Telemedicine, described as “the use of technology to deliver healthcare services and information at a distance in order to improve access, quality and cost”, includes everything from videoconferencing and remote monitoring to telephone calls, email and texting. Technology such as the Internet of Things (IoT) and Information and Communications Technology (ICT) will enable more precise and better service to the patients. The better user experience will likely enhance the profitability of current healthcare service providers. For example, good data recording and measurement can be done online in real time by the patients themselves, eliminating the need for the hospital to spend time doing the preliminary recording or measurement.
Healthcare costs, which have more than doubled in the last 50 years compromising healthcare access and delivery, is the key reason that Malaysians should embrace telemedicine. The effective use of ICT can reduce healthcare costs as well as increase its effectiveness, availability and affordability.
Physicians rely on their hardware, technology-mediated communication, and digital retrieval and storage of data while conducting a telemedicine consultation. Processing digital health data plays an increasingly important role in the healthcare industry, making the whole process more efficient – but also at risk of cyber threats. Even if the healthcare institute’s network is secure, the patient may be contacting their telemedicine physician from a non-secure one, such as their own mobile or connected devices.
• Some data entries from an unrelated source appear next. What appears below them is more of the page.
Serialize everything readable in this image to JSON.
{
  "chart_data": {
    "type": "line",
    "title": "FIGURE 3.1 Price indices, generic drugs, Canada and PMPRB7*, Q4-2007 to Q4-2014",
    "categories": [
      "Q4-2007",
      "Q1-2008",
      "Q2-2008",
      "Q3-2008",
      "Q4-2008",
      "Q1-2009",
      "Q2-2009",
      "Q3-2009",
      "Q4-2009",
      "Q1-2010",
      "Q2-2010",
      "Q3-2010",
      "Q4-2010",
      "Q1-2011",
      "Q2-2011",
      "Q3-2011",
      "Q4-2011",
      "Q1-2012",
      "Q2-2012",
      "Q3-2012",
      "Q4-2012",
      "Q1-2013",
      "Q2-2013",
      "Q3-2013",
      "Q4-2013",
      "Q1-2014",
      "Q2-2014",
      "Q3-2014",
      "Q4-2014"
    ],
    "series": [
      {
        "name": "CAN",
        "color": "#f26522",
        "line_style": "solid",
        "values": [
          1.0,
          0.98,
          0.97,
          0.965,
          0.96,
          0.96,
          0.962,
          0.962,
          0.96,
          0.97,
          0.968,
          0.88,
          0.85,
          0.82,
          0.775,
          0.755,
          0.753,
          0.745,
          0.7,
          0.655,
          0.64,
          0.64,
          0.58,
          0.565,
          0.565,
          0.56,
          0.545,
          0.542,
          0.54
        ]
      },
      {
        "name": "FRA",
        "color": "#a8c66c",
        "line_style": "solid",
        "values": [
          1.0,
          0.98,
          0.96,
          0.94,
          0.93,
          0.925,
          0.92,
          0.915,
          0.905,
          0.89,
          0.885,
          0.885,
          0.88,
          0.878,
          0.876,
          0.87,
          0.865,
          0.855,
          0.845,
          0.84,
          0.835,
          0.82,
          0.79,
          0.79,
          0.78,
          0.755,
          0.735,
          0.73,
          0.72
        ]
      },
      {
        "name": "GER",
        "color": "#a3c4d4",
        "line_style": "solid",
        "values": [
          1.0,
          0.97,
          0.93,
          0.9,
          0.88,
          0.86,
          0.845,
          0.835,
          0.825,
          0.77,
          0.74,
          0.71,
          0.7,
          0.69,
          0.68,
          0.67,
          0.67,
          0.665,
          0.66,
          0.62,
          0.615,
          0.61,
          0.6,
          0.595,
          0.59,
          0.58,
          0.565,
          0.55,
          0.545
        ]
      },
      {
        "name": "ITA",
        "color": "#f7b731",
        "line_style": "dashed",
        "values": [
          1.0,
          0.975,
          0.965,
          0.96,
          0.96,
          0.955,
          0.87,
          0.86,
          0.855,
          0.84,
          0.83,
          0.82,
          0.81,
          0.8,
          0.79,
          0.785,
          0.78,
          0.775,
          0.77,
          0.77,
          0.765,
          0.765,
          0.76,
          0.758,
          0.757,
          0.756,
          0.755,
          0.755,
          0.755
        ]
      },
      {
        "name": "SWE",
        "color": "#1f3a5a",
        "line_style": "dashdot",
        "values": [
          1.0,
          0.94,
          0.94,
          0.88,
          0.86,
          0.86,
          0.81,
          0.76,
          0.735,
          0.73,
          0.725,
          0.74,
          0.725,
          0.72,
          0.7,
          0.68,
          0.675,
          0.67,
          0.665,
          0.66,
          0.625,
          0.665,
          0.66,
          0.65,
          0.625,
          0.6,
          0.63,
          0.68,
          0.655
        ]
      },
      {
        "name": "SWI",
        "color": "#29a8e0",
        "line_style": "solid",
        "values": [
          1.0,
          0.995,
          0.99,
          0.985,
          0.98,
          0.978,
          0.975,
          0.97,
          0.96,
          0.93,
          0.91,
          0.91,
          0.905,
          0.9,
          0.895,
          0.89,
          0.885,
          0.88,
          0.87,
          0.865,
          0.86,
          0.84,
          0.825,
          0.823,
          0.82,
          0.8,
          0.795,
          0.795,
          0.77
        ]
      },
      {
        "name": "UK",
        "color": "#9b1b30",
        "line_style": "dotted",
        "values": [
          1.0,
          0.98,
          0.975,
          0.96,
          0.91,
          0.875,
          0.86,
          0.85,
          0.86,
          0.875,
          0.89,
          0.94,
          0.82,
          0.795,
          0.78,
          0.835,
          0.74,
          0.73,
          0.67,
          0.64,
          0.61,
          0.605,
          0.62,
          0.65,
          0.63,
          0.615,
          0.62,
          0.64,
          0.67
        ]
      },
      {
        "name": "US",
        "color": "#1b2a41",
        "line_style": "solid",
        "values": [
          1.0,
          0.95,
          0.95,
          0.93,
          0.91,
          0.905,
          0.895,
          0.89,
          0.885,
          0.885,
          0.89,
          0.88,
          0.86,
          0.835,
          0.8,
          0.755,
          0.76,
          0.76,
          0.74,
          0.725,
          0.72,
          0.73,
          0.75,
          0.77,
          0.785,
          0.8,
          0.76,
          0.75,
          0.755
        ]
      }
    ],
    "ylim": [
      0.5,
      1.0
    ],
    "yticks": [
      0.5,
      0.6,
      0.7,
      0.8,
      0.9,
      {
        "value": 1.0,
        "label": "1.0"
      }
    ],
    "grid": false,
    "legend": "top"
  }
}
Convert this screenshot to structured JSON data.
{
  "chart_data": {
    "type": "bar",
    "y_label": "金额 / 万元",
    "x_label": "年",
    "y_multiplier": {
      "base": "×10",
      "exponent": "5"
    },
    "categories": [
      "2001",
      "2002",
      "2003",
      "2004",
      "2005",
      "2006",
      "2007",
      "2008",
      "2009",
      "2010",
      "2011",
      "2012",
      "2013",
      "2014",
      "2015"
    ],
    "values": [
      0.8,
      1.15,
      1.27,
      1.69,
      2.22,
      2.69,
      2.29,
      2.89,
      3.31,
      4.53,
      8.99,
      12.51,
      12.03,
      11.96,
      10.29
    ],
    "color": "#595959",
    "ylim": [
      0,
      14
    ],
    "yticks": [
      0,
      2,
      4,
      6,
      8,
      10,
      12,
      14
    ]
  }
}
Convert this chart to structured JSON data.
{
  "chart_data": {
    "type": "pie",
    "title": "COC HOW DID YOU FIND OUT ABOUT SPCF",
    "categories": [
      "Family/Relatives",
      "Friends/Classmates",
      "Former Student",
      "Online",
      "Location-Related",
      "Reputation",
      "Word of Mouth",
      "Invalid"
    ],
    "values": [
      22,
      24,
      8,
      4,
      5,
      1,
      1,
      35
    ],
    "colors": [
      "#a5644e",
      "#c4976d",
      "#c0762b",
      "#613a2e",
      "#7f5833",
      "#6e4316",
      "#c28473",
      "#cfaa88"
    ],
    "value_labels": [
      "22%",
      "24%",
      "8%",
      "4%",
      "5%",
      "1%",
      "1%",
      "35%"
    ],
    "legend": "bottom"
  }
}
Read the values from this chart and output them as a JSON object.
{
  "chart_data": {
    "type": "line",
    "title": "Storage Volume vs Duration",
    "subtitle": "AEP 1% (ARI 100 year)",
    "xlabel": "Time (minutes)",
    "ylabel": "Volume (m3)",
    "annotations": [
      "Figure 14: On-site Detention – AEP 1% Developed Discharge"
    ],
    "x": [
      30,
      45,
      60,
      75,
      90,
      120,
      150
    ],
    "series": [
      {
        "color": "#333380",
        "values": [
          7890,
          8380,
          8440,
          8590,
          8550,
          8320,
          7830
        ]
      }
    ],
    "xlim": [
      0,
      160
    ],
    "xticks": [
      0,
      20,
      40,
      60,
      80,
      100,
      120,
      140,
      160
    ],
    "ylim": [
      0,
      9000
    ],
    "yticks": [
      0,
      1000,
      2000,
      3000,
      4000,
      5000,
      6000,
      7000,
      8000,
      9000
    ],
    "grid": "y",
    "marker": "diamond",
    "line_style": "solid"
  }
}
This has made data security extremely important in the telemedicine sector, as there are many different channels through which patients and doctors share data. Telemedicine services can instantly transfer data between patients and doctors, without the requirement of additional, extensive forms. If there are many people switching to telemedicine, healthcare practitioners now shoulder the added responsibility of securing all of their patient’s data. When patients connect to you via telemedicine, the variety of networks have no certainty of being secure.
Hackers may use sensitive information to blackmail the healthcare provider or patient directly. These hackers can manipulate data, and their success will undermine the competency and reputation of the healthcare organisation and provider. Cyber-security experts may be able to protect medical institutions from hackers or targeted attacks, but it is difficult for many telemedicine providers to control outside patient activity.